Steht der deutsche Lebensmittelmarkt vor einer Revolution? Jahrzehntelang galt im Einzelhandel die Grundregel: Discount-Marktführer Aldi setzt die Preisuntergrenze bei Lebensmitteln des täglichen Bedarfs wie Milch, Nudeln oder Konserven. Der größte Konkurrent Lidl zieht in aller Regel nach, und die anderen halten sich daran. Diese alte Welt gerät ins Wanken.

Was zunächst noch ein Testballon ist, könnte sich für die beiden großen deutschen Billig-Anbieter zu einem echten Problem entwickeln. Die zum Metro-Konzern gehörende Supermarktkette Real hat im November eine neue Billigmarke gestartet, die die Konkurrenz preislich unterbieten soll, qualitativ allerdings nicht auf höchstem Niveau anzusiedeln ist.

Die Discounter sind zu premiumlastig geworden

„Es ist durchaus möglich, daß Real damit einen Preiskrieg in Deutschland auslöst, wie wir ihn seit Jahren nicht mehr gesehen haben“, prognostiziert Handelsexperte Matthias Queck. Derzeit bietet Real rund zwanzig Artikel an, die gesondert gekennzeichnet ausgestellt sind. Dazu gehören Nudeln und Fruchtsäfte, aber auch Socken und Glühbirnen. Konkurrent Kaufland bietet bereits über 2.000 solcher Produkte (K-Classic) an.

„Die Discounter haben ihre Qualität immer weiter nach oben geschraubt, so daß darunter wieder Raum ist“, sagte Real-Chef Didier Fleury gegenüber dem Fachblatt Lebensmittel Zeitung als Begründung für die neuen Niedrigpreise. Handelsexperte Queck sieht untere Einkommensschichten als wichtiges Kundensegment: „Es gibt Haushalte in Deutschland, für die selbst der Einkauf im Discounter eine finanzielle Herausforderung darstellt. Es gibt eine Klientel, die noch billiger einkaufen muß.“

Für Aldi und Lidl ist die Situation schwierig. Sie kämpfen an zwei Fronten. Bisher galten die Deutschen als ausgesprochen knauserig, was die Ausgaben für Lebensmittel betraf. Doch das hat sich in den vergangenen Jahren geändert. Eine Studie des Lebensmittelkonzerns Nestlé im Jahr 2012 gab interessante Aufschlüsse. Der Preis, in Deutschland bislang das bedeutendste Verkaufsargument, hat in den vergangenen Jahren an Bedeutung verloren.

58 Prozent der Deutschen legen auf eine hohe Qualität ihrer Lebensmittel, Frische, Geschmack und Herkunft Wert.
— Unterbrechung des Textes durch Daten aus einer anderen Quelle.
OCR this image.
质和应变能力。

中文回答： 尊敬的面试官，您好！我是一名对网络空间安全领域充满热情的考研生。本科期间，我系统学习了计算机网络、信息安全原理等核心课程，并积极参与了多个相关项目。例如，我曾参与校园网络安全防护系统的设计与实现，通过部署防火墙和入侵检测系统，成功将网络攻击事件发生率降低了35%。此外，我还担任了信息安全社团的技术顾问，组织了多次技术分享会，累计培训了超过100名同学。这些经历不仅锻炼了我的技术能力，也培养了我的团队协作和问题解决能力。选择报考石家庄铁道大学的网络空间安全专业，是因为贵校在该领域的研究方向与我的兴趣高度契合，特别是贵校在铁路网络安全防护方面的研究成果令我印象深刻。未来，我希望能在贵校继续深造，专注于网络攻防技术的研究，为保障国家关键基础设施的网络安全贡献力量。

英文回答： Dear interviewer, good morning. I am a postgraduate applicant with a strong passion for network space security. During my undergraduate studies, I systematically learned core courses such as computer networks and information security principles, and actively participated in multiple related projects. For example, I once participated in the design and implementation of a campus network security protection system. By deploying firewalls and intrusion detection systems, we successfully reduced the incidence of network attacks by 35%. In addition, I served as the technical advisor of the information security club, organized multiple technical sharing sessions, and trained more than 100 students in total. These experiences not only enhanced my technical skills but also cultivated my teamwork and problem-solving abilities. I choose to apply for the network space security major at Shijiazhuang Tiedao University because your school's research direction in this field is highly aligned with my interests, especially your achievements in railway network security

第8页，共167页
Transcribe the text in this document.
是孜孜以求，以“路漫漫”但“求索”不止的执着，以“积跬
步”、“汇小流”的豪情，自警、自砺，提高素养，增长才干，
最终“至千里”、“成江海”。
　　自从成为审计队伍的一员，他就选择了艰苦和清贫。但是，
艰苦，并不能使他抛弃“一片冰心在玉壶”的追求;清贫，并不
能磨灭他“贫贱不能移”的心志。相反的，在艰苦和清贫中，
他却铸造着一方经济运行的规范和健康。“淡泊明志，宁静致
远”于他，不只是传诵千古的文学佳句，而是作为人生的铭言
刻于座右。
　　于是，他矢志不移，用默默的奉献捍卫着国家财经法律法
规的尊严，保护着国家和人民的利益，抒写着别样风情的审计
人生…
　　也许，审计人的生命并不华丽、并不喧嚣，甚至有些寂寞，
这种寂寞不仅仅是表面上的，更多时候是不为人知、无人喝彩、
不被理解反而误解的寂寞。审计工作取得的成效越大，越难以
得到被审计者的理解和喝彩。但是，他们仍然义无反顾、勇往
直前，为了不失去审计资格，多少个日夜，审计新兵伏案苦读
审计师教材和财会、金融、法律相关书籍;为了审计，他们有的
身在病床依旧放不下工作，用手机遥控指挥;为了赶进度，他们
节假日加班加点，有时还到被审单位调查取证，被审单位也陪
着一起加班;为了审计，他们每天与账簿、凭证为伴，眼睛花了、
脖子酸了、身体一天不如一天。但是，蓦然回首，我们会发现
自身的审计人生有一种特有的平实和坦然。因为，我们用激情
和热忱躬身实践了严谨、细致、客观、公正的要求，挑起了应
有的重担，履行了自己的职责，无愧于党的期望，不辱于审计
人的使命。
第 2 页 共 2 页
Dabei zählt bereits jeder vierte Verbraucher (26 Prozent) zur Gruppe der „Quality Eater“ (engl. Qualitätsesser), die besonders hohe Maßstäbe an die Lebensmittelqualität stellen.

Neben gutem Geschmack (89 Prozent) und hoher Sicherheit (92 Prozent), müssen Lebensmittel für „Quality Eater“ gut für die Gesundheit (92 Prozent) sein und Nachhaltigkeitsaspekte wie eine artgerechte Tierhaltung beachten (81 Prozent). Nicht von ungefähr drucken längst alle – von Lidl bis Netto – selbst auf Eigenmarken-Fischstäbchen einen Hinweis auf nachhaltigen Fischfang.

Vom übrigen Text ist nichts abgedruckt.